You don’t want to fill your bed and bedroom with negative energy before you both go to sleep. If you do happen to start having an argument in the bedroom, make a conscious effort to try and move it to another room and try to patch things up or call a truce before bedtime. After an argument, you’ll be feeling tense and flustered, and probably playing it over and over in your head, which means it will take you longer to fall asleep.
- Practice keeping your cool in the evenings.
- Remind yourself that now is not the best time to act on it.

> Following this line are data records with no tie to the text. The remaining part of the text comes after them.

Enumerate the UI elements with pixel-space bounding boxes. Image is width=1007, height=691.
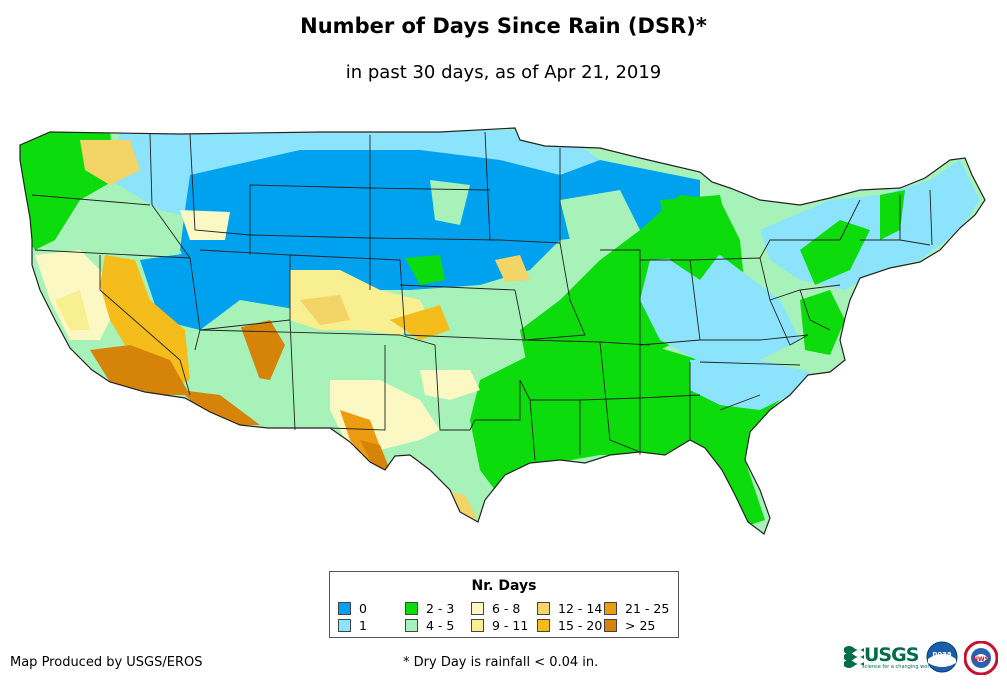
legend-swatch [604, 619, 617, 632]
map-title: Number of Days Since Rain (DSR)* [300, 14, 707, 38]
footnote: * Dry Day is rainfall < 0.04 in. [403, 655, 599, 670]
svg-text:noaa: noaa [932, 650, 952, 658]
map-credit: Map Produced by USGS/EROS [10, 655, 203, 670]
map-subtitle: in past 30 days, as of Apr 21, 2019 [345, 62, 662, 83]
legend-title: Nr. Days [471, 578, 537, 594]
svg-text:NWS: NWS [973, 656, 989, 663]
usgs-tagline: science for a changing world [862, 664, 934, 670]
legend-item-5: 9 - 11 [471, 619, 528, 632]
legend-swatch [604, 602, 617, 615]
legend-swatch [338, 619, 351, 632]
legend-item-3: 4 - 5 [405, 619, 454, 632]
legend-item-8: 21 - 25 [604, 602, 669, 615]
state-boundaries [19, 127, 986, 535]
legend-swatch [471, 619, 484, 632]
legend-swatch [537, 602, 550, 615]
usgs-logo-icon: USGS science for a changing world [844, 640, 934, 670]
legend-swatch [405, 602, 418, 615]
legend-item-6: 12 - 14 [537, 602, 602, 615]
legend-swatch [471, 602, 484, 615]
legend-item-7: 15 - 20 [537, 619, 602, 632]
legend-swatch [338, 602, 351, 615]
legend-item-1: 1 [338, 619, 367, 632]
usgs-wave-icon [844, 646, 864, 668]
usgs-wordmark: USGS [864, 644, 919, 666]
legend-item-4: 6 - 8 [471, 602, 520, 615]
noaa-logo-icon: noaa [926, 641, 958, 673]
legend-item-0: 0 [338, 602, 367, 615]
nws-logo-icon: NWS [964, 641, 998, 675]
legend-item-9: > 25 [604, 619, 655, 632]
legend: Nr. Days 0 1 2 - 3 4 - 5 6 - 8 9 - 11 12… [329, 571, 679, 638]
legend-item-2: 2 - 3 [405, 602, 454, 615]
legend-swatch [405, 619, 418, 632]
legend-swatch [537, 619, 550, 632]
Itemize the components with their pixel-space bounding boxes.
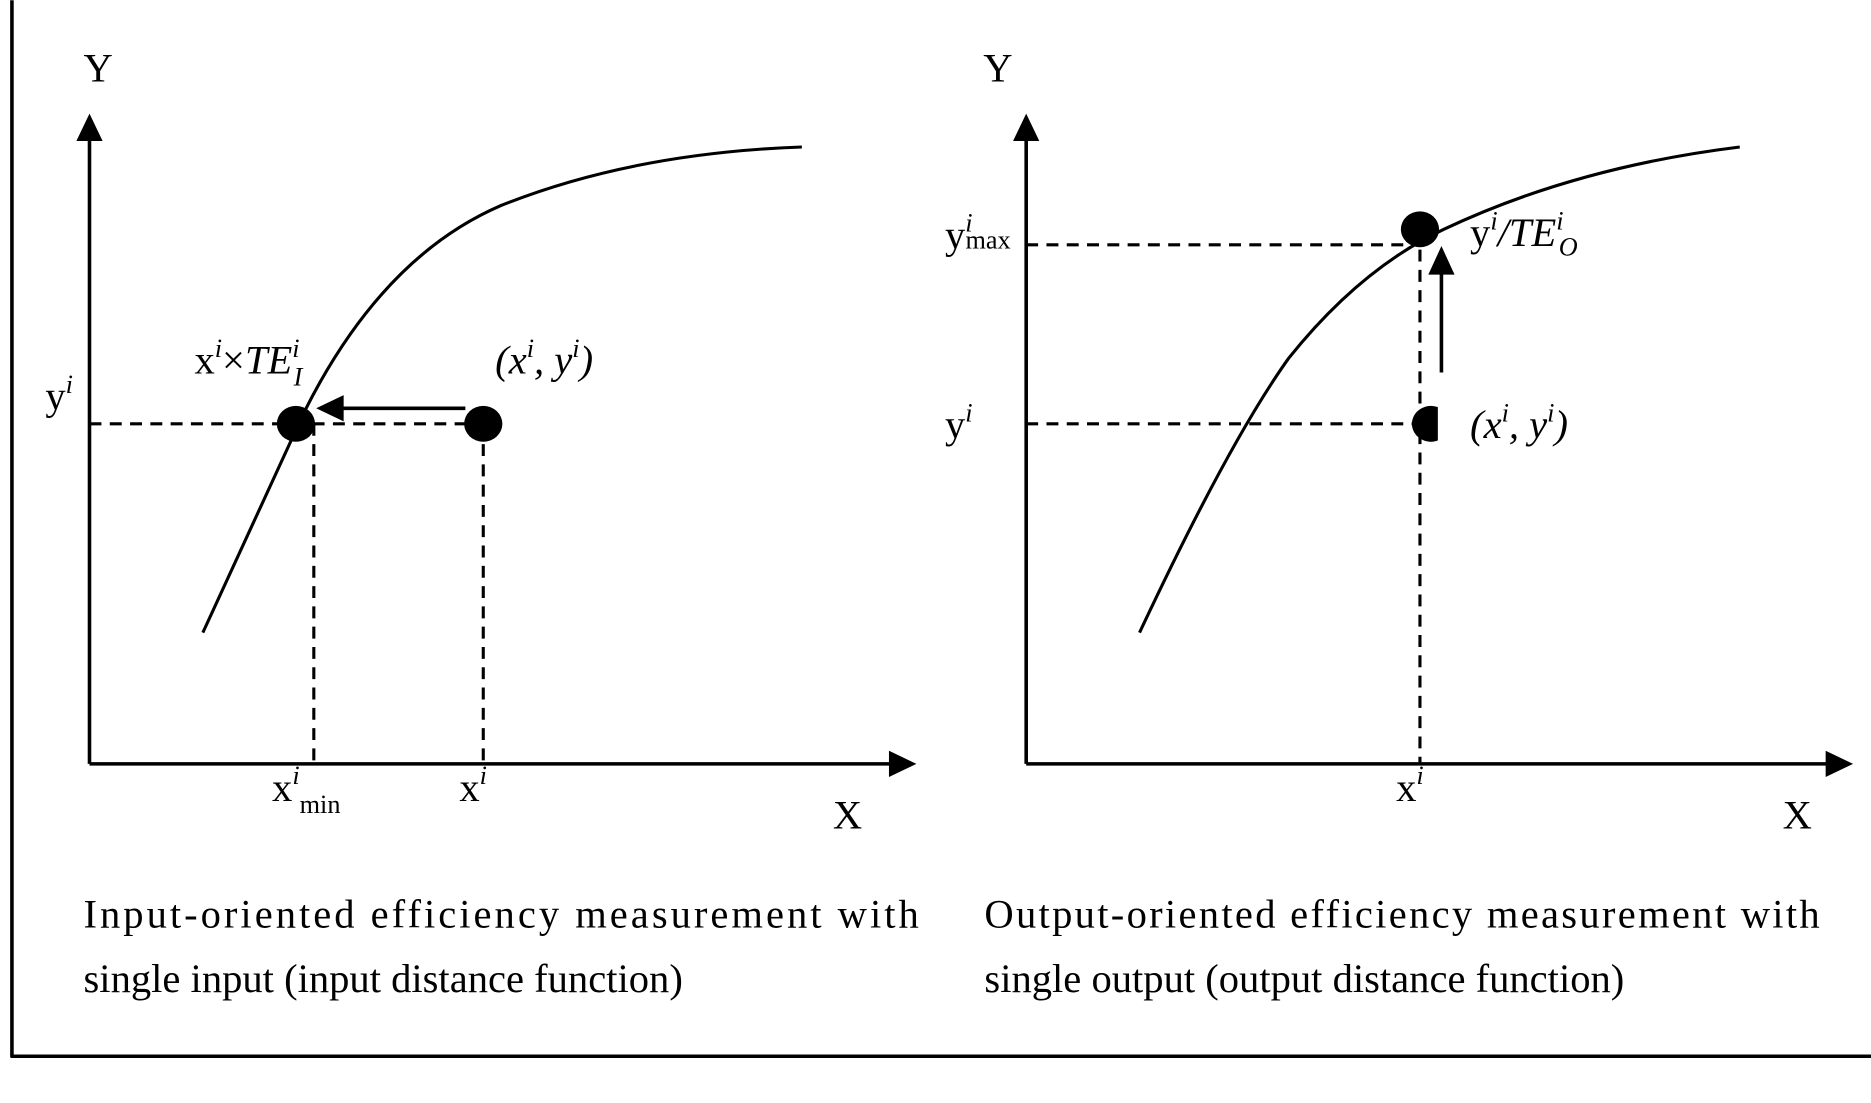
frontier-point [276, 405, 316, 442]
y-axis-arrow-icon [76, 113, 103, 142]
caption-line-1: Input-oriented efficiency measurement wi… [84, 891, 919, 936]
arrow-head-left-icon [316, 395, 344, 422]
x-tick-xi: xi [1396, 761, 1424, 810]
x-axis-arrow-icon [888, 750, 917, 778]
x-axis-label: X [833, 792, 862, 837]
x-axis-label: X [1783, 792, 1812, 837]
y-axis-arrow-icon [1013, 113, 1040, 142]
observed-point [464, 405, 503, 442]
y-axis-label: Y [84, 45, 113, 90]
caption-line-1: Output-oriented efficiency measurement w… [984, 891, 1819, 936]
caption-line-2: single output (output distance function) [984, 956, 1624, 1001]
y-tick-yi: yi [45, 370, 73, 419]
x-tick-ximin: ximin [272, 761, 340, 819]
y-tick-yimax: yi max [945, 209, 1011, 258]
x-tick-xi: xi [459, 761, 487, 810]
arrow-head-up-icon [1428, 246, 1455, 275]
y-tick-yi: yi [945, 398, 973, 447]
frontier-point-label: xi×TEi I [194, 334, 303, 392]
input-oriented-panel: Y X yi xi×TEi I (xi, yi) ximin xi Input-o… [45, 45, 918, 1000]
observed-point-label: (xi, yi) [1470, 398, 1568, 447]
observed-point-label: (xi, yi) [495, 334, 593, 383]
output-oriented-panel: Y X yi max yi yi/TEi O (xi, yi) xi Output-… [945, 45, 1854, 1001]
observed-point [1411, 405, 1438, 442]
production-frontier-curve [1138, 145, 1740, 634]
x-axis-arrow-icon [1825, 750, 1854, 778]
frontier-point [1400, 211, 1440, 248]
caption-line-2: single input (input distance function) [84, 956, 683, 1001]
y-axis-label: Y [983, 45, 1012, 90]
production-frontier-curve [201, 145, 802, 634]
frontier-point-label: yi/TEi O [1470, 206, 1578, 261]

- Sleep it off and then talk it through the next day.
Sleep with your pets
You love your pets, and it can be comforting for both parties to sleep in the same bed, however, pets have a different body clock – it’s not like they have to be up for work right? If you have a large breed of dog, their movements can disrupt you during the night. If you have a cat, granted they’re smaller, but can be just as disruptive with their attempts to wake you up for playtime (I hear about this regularly from my friend at work – who has the scratches to show me!)
- If you’re noticing your sleeping habits are being affected then you should take action and train them to stay out of the bedroom at night, after all, these disruptions can make a long-term impact on your health & wellbeing.